Dancing with Architecture: Grace Farms Comes Alive With "Awe"

SANAA’s award-winning building has itself become an integral participant in a project led by Grace Farm’s artist-in-residence, choreographer Andrea Miller.

Courtesy Dean Kaufman

It has been a busy year at Grace Farms. Since their much-talked-about opening in 2015, they seem to have moved closer to their ambitious mission of becoming a community space to explore issues of faith, the environment, justice, and art. In their brief existence, they have thus far held think tanks with the United Nations University to discuss human trafficking, conducted monthly training sessions on that issue with local law enforcement, co-hosted creative workshops with NASA on its Journey to Mars project, and unveiled a colorful, site-specific mural by Brazilian artist Beatriz Milhazes.

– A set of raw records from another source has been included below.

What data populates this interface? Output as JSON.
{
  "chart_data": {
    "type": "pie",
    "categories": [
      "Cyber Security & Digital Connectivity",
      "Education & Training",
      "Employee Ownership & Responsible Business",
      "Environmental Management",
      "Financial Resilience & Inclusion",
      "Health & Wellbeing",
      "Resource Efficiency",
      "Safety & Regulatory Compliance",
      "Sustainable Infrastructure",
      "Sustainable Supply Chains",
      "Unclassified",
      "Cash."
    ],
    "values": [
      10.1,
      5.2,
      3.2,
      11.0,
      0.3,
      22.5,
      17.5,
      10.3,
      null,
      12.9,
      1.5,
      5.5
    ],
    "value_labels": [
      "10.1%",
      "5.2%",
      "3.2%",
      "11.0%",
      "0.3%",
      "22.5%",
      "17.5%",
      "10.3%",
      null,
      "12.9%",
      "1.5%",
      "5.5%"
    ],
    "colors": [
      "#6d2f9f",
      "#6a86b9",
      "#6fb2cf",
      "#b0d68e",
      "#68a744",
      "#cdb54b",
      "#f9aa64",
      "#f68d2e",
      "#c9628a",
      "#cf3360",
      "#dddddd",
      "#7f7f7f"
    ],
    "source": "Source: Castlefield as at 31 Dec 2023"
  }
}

The architecture housing all these activities (a design by SANAA that won the 2014/2015 Mies Crown Hall Americas Prize last fall and more recently the  American Institute of Architects’ 2017 Honor Award) has itself recently become an integral participant in a project led by the Farm’s artist-in-residence, choreographer Andrea Miller from the Gallim Dance company.

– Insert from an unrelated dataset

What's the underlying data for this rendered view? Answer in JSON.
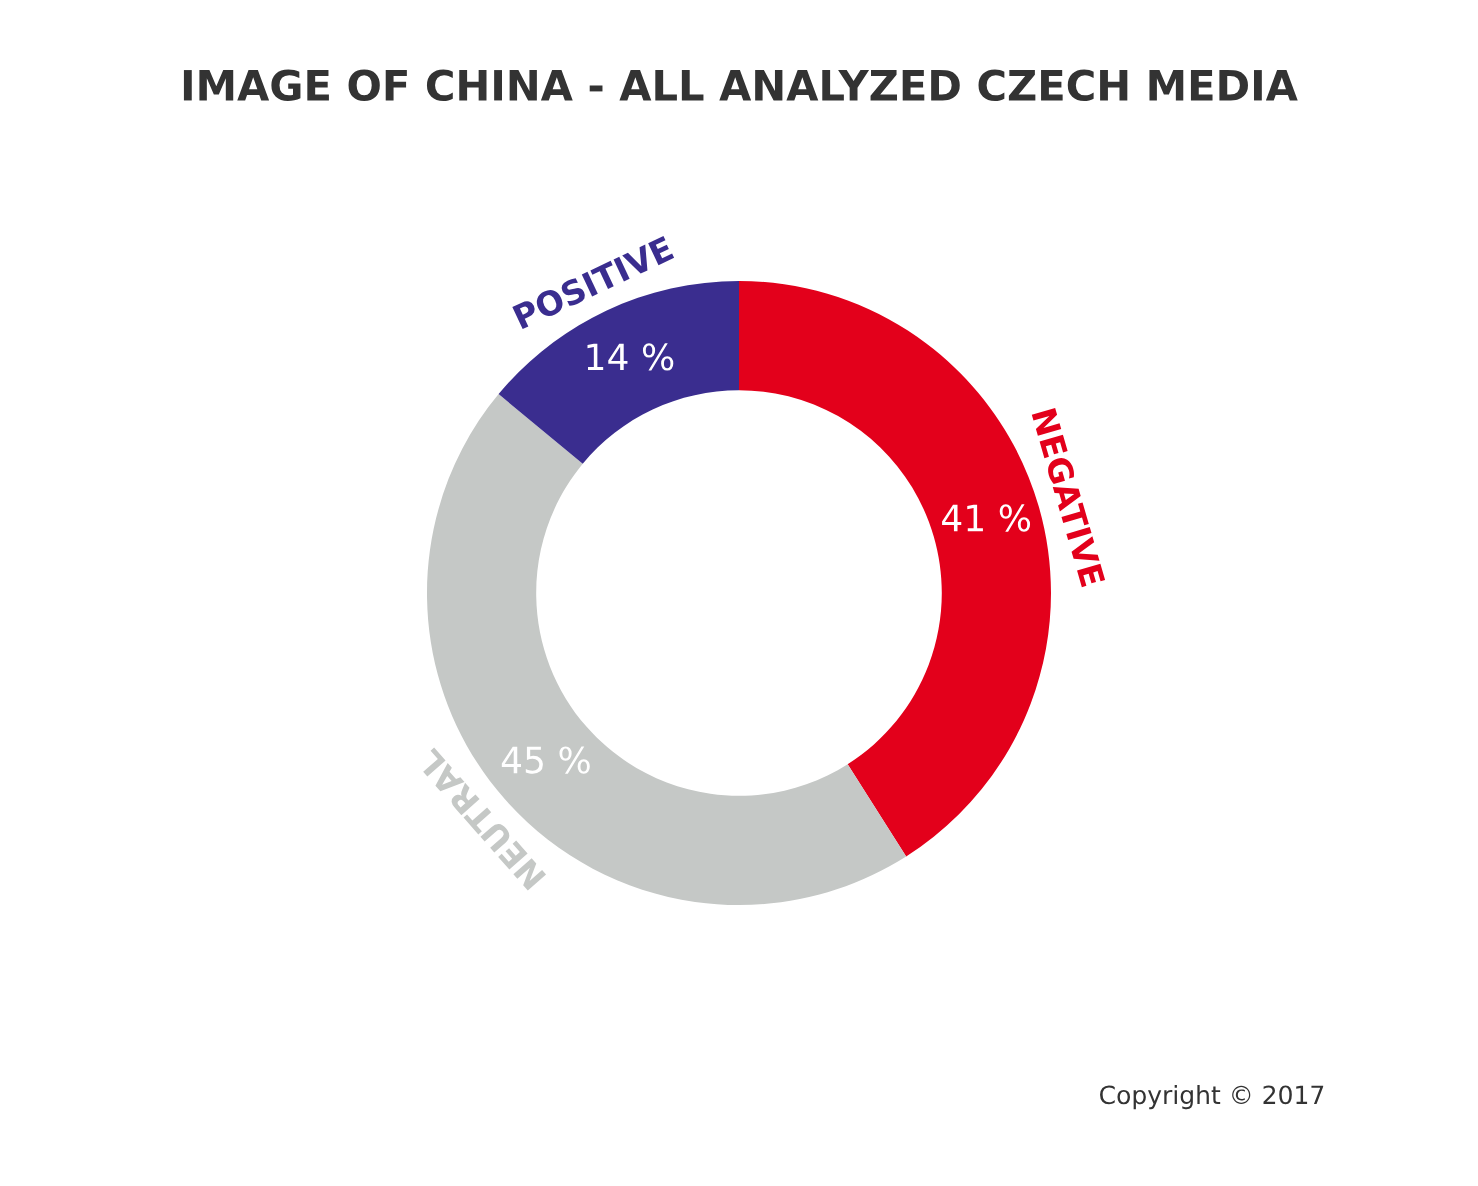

Miller was invited by Grace Farms’s arts initiative director, Kenyon Adams, to contribute to an ongoing performance workshop series. “The concept of the workshop series is that people can change, and that those changes begin with embodied practices,” explains Adams. “Performance workshop takes you right into the heart of what is possible for what we aspire to be as people.”

Miller’s assigned segment was titled “Practicing Awe,” a fitting thematic given the choreographer’s reaction to the SANAA building, a flowing, free-form building whose curvilinear roof gently embraces the natural landscape around it.

Courtesy Paul Clemence

Practicing Awe at Grace Farms from Grace Farms, CT on Vimeo.

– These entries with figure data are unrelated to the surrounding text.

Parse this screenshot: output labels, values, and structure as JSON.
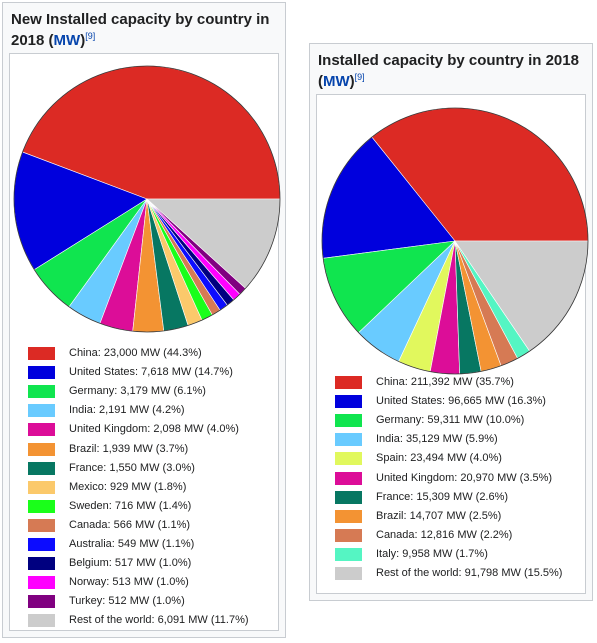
{
  "chart_data": [
    {
      "type": "pie",
      "title": "New Installed capacity by country in 2018",
      "unit": "MW",
      "ref": "[9]",
      "slices": [
        {
          "label": "China: 23,000 MW (44.3%)",
          "value": 23000,
          "percent": 44.3,
          "color": "#dc2a24"
        },
        {
          "label": "United States: 7,618 MW (14.7%)",
          "value": 7618,
          "percent": 14.7,
          "color": "#0000dd"
        },
        {
          "label": "Germany: 3,179 MW (6.1%)",
          "value": 3179,
          "percent": 6.1,
          "color": "#10e54f"
        },
        {
          "label": "India: 2,191 MW (4.2%)",
          "value": 2191,
          "percent": 4.2,
          "color": "#69cbff"
        },
        {
          "label": "United Kingdom: 2,098 MW (4.0%)",
          "value": 2098,
          "percent": 4.0,
          "color": "#dc0d98"
        },
        {
          "label": "Brazil: 1,939 MW (3.7%)",
          "value": 1939,
          "percent": 3.7,
          "color": "#f39333"
        },
        {
          "label": "France: 1,550 MW (3.0%)",
          "value": 1550,
          "percent": 3.0,
          "color": "#077762"
        },
        {
          "label": "Mexico: 929 MW (1.8%)",
          "value": 929,
          "percent": 1.8,
          "color": "#fbc96b"
        },
        {
          "label": "Sweden: 716 MW (1.4%)",
          "value": 716,
          "percent": 1.4,
          "color": "#1aff1a"
        },
        {
          "label": "Canada: 566 MW (1.1%)",
          "value": 566,
          "percent": 1.1,
          "color": "#d67a54"
        },
        {
          "label": "Australia: 549 MW (1.1%)",
          "value": 549,
          "percent": 1.1,
          "color": "#0c0cff"
        },
        {
          "label": "Belgium: 517 MW (1.0%)",
          "value": 517,
          "percent": 1.0,
          "color": "#000080"
        },
        {
          "label": "Norway: 513 MW (1.0%)",
          "value": 513,
          "percent": 1.0,
          "color": "#ff00ff"
        },
        {
          "label": "Turkey: 512 MW (1.0%)",
          "value": 512,
          "percent": 1.0,
          "color": "#800080"
        },
        {
          "label": "Rest of the world: 6,091 MW (11.7%)",
          "value": 6091,
          "percent": 11.7,
          "color": "#cccccc"
        }
      ]
    },
    {
      "type": "pie",
      "title": "Installed capacity by country in 2018",
      "unit": "MW",
      "ref": "[9]",
      "slices": [
        {
          "label": "China: 211,392 MW (35.7%)",
          "value": 211392,
          "percent": 35.7,
          "color": "#dc2a24"
        },
        {
          "label": "United States: 96,665 MW (16.3%)",
          "value": 96665,
          "percent": 16.3,
          "color": "#0000dd"
        },
        {
          "label": "Germany: 59,311 MW (10.0%)",
          "value": 59311,
          "percent": 10.0,
          "color": "#10e54f"
        },
        {
          "label": "India: 35,129 MW (5.9%)",
          "value": 35129,
          "percent": 5.9,
          "color": "#69cbff"
        },
        {
          "label": "Spain: 23,494 MW (4.0%)",
          "value": 23494,
          "percent": 4.0,
          "color": "#e1f85d"
        },
        {
          "label": "United Kingdom: 20,970 MW (3.5%)",
          "value": 20970,
          "percent": 3.5,
          "color": "#dc0d98"
        },
        {
          "label": "France: 15,309 MW (2.6%)",
          "value": 15309,
          "percent": 2.6,
          "color": "#077762"
        },
        {
          "label": "Brazil: 14,707 MW (2.5%)",
          "value": 14707,
          "percent": 2.5,
          "color": "#f39333"
        },
        {
          "label": "Canada: 12,816 MW (2.2%)",
          "value": 12816,
          "percent": 2.2,
          "color": "#d67a54"
        },
        {
          "label": "Italy: 9,958 MW (1.7%)",
          "value": 9958,
          "percent": 1.7,
          "color": "#55f5c3"
        },
        {
          "label": "Rest of the world: 91,798 MW (15.5%)",
          "value": 91798,
          "percent": 15.5,
          "color": "#cccccc"
        }
      ]
    }
  ]
}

“When I arrived there I was just blown away by the space, the architecture and the concept of Grace Farms—honestly it feels like they are both one thing (concept and building), and that’s what is so unique about it,” says Miller, a Guggenheim Fellow. “I was actually in awe!”

“Then the second time I was there, I was sitting in the auditorium, looking out beyond the stage, through the glass walls, and I just felt the dancers should also be out there, not just inside, on the stage.” That insight lead Miller to develop a choreography (to the music of artist Cindertalk) that had the dancers seize advantage of both the architecture and the natural landscape—at times treating the glass walls as parkour obstacles, at others simply using them as a frameless frame to the movement happening outside. From the curvature of the wall to the terrain drop behind it, all was assimilated into Miller’s narrative. “It was about embodying the architecture, understanding how to read it – almost like a book.” Architecture here is not just shelter, but a participant in the action it shelters.

“Two words kept coming to us: vastness and accommodation. That notion of something that is larger than oneself and how does one accommodate oneself within that?” Miller elaborates. The resulting performance (which took place on the evening of the Farm’s first anniversary) was nothing if not cinematic. The viewer feels at once removed yet absorbed in her blending of the natural and the built world, with the dancers as the liaison between the two.

Miller says that notion of awe has also informed her following project, a choreography that took place at another iconic architectural space, the Temple of Dendur room at the Metropolitan Museum.  “As an artist, we all are more inspired when we connect with the meaning of the space where we are.”